Aside from destroy angel's new EP, what's next for you?
A number of things. Tweaking some things for the HTDA full LP (coming in Spring), helping Josh out on a new QOTSA track, working with Roy, starting rehearsals for two bands.
What was the first computer and software you used for music?
I had a Commodore 64 with, I think, the Sequential Circuits Model 64 Sequencer Cartridge. And it was the greatest thing in the world (or so I thought at the time). Moving on... The first "real" platform I used for composition was a Mac+ running Performer. Pretty Hate Machine was done with this.
How is the creative process different working with your wife as opposed to a NIN studio musician?
She's a better kisser.
Hey Trent. I've really enjoyed your new EP and I had a question about "Ice Age" (Great track btw). How did this come to be? On the surface, it sounds poppy and maybe a little bit hopeful, but the lyrics and the underlying effects suggest something a bit darker. Should we expect the full album to sound more like this or will it be something entirely different?
Thank you. We were experimenting around with the juxtaposition of something familiar and almost folky sounding sitting in a very cold and sterile environment. Mariqueen had this melody that would have been happy living in a Fleetwood Mac record, and we created this plucky accompaniment that sounded acoustic but was anything but. Then we put all that in the freezer. The full record expands the boundaries of the EP a bit more.
Was there anything you didn't/couldn't do for the Year Zero arg/promotions because it would have pushed the boundaries too far?
Several ideas came up, including blowing up a building, actually incarcerating fans, and staging an appearance of the Presence in real life. Can't win em all.
Will you ever work on a side project with Robert Smith from The Cure?
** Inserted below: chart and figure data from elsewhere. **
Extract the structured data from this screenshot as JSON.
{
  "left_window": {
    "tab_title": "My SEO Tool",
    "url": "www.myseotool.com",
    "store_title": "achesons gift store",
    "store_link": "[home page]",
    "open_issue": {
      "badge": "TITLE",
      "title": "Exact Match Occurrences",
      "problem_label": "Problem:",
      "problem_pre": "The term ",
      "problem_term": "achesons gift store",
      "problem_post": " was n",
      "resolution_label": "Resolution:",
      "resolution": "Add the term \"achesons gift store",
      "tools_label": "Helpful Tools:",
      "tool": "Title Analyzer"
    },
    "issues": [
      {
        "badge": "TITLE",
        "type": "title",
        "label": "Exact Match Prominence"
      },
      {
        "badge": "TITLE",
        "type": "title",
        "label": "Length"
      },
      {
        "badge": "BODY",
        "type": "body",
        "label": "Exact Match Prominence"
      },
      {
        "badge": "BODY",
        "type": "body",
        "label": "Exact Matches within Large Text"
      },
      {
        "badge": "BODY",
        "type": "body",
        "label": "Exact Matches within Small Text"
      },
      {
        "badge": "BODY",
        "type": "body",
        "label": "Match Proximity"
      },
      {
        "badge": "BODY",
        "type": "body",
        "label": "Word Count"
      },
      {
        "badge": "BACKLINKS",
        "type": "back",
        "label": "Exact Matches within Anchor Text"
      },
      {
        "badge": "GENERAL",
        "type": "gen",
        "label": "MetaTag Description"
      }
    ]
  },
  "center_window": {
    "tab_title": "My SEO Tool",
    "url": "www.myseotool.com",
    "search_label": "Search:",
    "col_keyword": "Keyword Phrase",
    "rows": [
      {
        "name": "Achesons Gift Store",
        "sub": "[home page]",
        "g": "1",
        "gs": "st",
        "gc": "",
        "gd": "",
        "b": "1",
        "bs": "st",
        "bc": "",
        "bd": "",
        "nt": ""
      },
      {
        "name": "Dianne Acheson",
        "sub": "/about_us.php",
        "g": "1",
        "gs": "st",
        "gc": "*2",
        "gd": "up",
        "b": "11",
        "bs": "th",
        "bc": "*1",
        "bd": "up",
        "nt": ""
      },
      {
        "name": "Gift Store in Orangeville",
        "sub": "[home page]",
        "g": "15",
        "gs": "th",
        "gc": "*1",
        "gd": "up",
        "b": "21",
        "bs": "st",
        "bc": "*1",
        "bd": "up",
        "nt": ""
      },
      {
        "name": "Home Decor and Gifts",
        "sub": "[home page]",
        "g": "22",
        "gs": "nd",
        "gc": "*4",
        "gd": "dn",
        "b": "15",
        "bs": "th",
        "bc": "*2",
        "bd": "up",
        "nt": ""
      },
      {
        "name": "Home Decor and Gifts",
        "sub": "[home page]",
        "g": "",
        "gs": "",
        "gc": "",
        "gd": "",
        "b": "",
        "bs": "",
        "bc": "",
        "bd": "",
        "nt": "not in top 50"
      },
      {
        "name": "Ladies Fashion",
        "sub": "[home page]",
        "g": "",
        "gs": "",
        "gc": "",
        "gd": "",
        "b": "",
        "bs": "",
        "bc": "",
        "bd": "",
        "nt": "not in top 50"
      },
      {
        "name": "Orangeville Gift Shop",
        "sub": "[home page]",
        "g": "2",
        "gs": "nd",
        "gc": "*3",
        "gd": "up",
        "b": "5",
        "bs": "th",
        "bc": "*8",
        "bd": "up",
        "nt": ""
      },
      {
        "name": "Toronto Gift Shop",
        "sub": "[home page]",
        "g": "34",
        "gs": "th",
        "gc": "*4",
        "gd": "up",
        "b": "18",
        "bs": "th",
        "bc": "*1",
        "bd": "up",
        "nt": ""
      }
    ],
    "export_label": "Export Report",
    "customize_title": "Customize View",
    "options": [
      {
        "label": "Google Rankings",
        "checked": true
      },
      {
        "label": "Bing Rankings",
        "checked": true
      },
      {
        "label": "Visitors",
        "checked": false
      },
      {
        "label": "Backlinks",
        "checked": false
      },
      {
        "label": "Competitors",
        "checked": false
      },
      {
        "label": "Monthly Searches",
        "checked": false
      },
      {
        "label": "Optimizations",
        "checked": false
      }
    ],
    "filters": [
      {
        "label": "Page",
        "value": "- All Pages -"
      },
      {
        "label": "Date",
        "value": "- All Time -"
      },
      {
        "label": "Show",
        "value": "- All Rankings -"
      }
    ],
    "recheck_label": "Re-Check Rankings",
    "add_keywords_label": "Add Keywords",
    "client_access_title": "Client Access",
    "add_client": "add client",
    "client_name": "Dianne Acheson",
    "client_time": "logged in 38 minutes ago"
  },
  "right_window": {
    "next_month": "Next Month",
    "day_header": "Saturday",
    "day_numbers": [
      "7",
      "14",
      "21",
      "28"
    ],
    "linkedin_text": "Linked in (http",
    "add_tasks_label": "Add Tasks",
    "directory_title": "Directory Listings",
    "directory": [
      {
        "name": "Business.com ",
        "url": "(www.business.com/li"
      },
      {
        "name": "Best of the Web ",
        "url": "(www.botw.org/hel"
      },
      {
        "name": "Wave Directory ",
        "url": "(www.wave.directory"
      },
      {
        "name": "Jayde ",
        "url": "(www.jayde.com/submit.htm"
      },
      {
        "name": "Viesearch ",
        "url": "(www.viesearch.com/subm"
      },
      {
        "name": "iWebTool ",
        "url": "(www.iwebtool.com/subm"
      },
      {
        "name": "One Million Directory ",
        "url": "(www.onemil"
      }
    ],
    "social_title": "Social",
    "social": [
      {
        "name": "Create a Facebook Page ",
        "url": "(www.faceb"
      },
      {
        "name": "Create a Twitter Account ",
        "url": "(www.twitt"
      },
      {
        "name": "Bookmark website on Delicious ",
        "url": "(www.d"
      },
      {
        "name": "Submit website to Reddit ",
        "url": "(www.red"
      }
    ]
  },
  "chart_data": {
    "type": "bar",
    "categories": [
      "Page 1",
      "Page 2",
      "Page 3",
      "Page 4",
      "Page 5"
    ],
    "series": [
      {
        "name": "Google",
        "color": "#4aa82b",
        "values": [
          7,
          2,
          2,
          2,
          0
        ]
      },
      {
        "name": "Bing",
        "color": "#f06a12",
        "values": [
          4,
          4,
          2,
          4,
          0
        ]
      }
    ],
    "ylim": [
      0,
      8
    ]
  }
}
That would be awesome. Maybe get Eric Avery to play bass and John Frusicante to play guitar. I'd love to see some more collaborations with you and other artists. Even if just a song or two and not a full CD. Thoughts?
1. What do you see as the pitfall of modern live shows and what would you improve on your own?
2. Your scoring on The Social Network is obviously beyond exemplary. What did you do differently going about it compared to putting together an album or ep?
1. Generally, they're lazy, sound bad, and are somewhat boring. I'm always looking to blur the line between the theatrical and the visceral. I strive to make a show that resonates on a purely emotional, raw level, and at the same time smartly evolves from one place to another quite unexpectedly.
2. Thank you. We were working purely in service to the picture and the director's vision. Both films with Fincher were immensely creatively rewarding for us, primarily due to the respect each camp had for the other.
Why on Earth would you sign back up with a label? I've heard your logistical reasonings, sure. To get the word around and become more well known, sure. I get that. You spent years being trashed by these kinds of entities. Not only you, but your fans. Outrageous pricing schemes and forcing extra releases out of you to milk more money out of your fans to name a couple reasons. As someone who has a stack of every halo on the shelf in my office, I'm really upset to hear you're dealing with the devil again. Times might have changed, blah blah blah, sure. To quote George W "Fool me once, shame on...shame on you...you fool me, I can't get fooled again."
Aside from that, congrats on everything in your personal life, including HTDA. Not my cup of tea, but not every cup is meant for me. I hold The Fragile as my favorite piece of art in any medium ever very dearly. And for that, I thank you. Good luck.